|
|
Code Printouts (plain text
formatted with spaces)
Situation description: this example has two
peculiar features which greatly influence the
recognition quality:
- all left indents are not saved as spaces but by
specifying the value of paragraph indents; left
indents are not saved in the TXT format; some lines
are merged into one paragraph, this paragraph is
saved in the TXT format as one text line;
- too many errors during the recognition of
programming language structures.
(listing.tif) |
Solution:
-
ABBYY FineReader has a special option for
the correct recognition of such
documents: Plain text formatted with
spaces. It indicates that the text is
formatted in one column and set in monospaced
font of a same size. In the recognized text
left indents will be represented as spaces;
every line is made a separate paragraph and
the original paragraphs will be separated by
empty lines. All this helps to retain the
original text formatting when saving in TXT
format.
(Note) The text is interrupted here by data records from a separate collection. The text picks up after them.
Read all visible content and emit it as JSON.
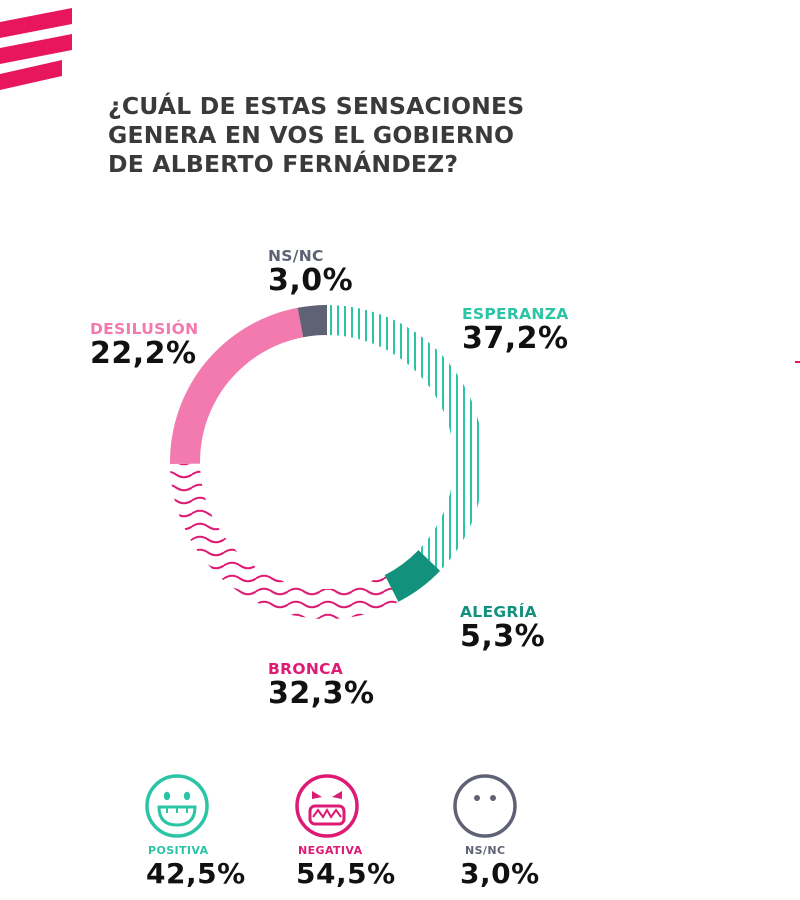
{
  "title": {
    "line1": "¿CUÁL DE ESTAS SENSACIONES",
    "line2": "GENERA EN VOS EL GOBIERNO",
    "line3": "DE ALBERTO FERNÁNDEZ?"
  },
  "colors": {
    "esperanza": "#2bc4a4",
    "alegria": "#12917d",
    "bronca": "#dd1a74",
    "desilusion": "#f27aae",
    "nsnc": "#5f6275",
    "brand": "#e8175d"
  },
  "chart_data": {
    "type": "pie",
    "variant": "donut",
    "title": "¿CUÁL DE ESTAS SENSACIONES GENERA EN VOS EL GOBIERNO DE ALBERTO FERNÁNDEZ?",
    "slices": [
      {
        "key": "esperanza",
        "label": "ESPERANZA",
        "value": 37.2,
        "value_text": "37,2%",
        "pattern": "vertical-stripes"
      },
      {
        "key": "alegria",
        "label": "ALEGRÍA",
        "value": 5.3,
        "value_text": "5,3%",
        "pattern": "solid"
      },
      {
        "key": "bronca",
        "label": "BRONCA",
        "value": 32.3,
        "value_text": "32,3%",
        "pattern": "waves"
      },
      {
        "key": "desilusion",
        "label": "DESILUSIÓN",
        "value": 22.2,
        "value_text": "22,2%",
        "pattern": "solid"
      },
      {
        "key": "nsnc",
        "label": "NS/NC",
        "value": 3.0,
        "value_text": "3,0%",
        "pattern": "solid"
      }
    ]
  },
  "summary": [
    {
      "key": "positiva",
      "label": "POSITIVA",
      "value": 42.5,
      "value_text": "42,5%",
      "icon": "happy-face-icon"
    },
    {
      "key": "negativa",
      "label": "NEGATIVA",
      "value": 54.5,
      "value_text": "54,5%",
      "icon": "angry-face-icon"
    },
    {
      "key": "nsnc",
      "label": "NS/NC",
      "value": 3.0,
      "value_text": "3,0%",
      "icon": "neutral-face-icon"
    }
  ]
}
To set this option:
- Select the
Read as plain text formatted with spaces item in the Read group
in the Legacy Options dialog. To open this dialog,
click the Legacy Options... button on the General
tab in the Options dialog (menu Tools > Options
).
- For good recognition of code printouts it is
necessary to set a special recognition
language. To do this:
- Select the Choose more
languages item in the language list on
the Standard toolbar and in the
opened Recognition language dialog
select the C++ item.
Note: If code printouts contain some
additional text comments, select two
recognition languages to read the document
correctly: the programming language and the
language of text comments.
|
|
|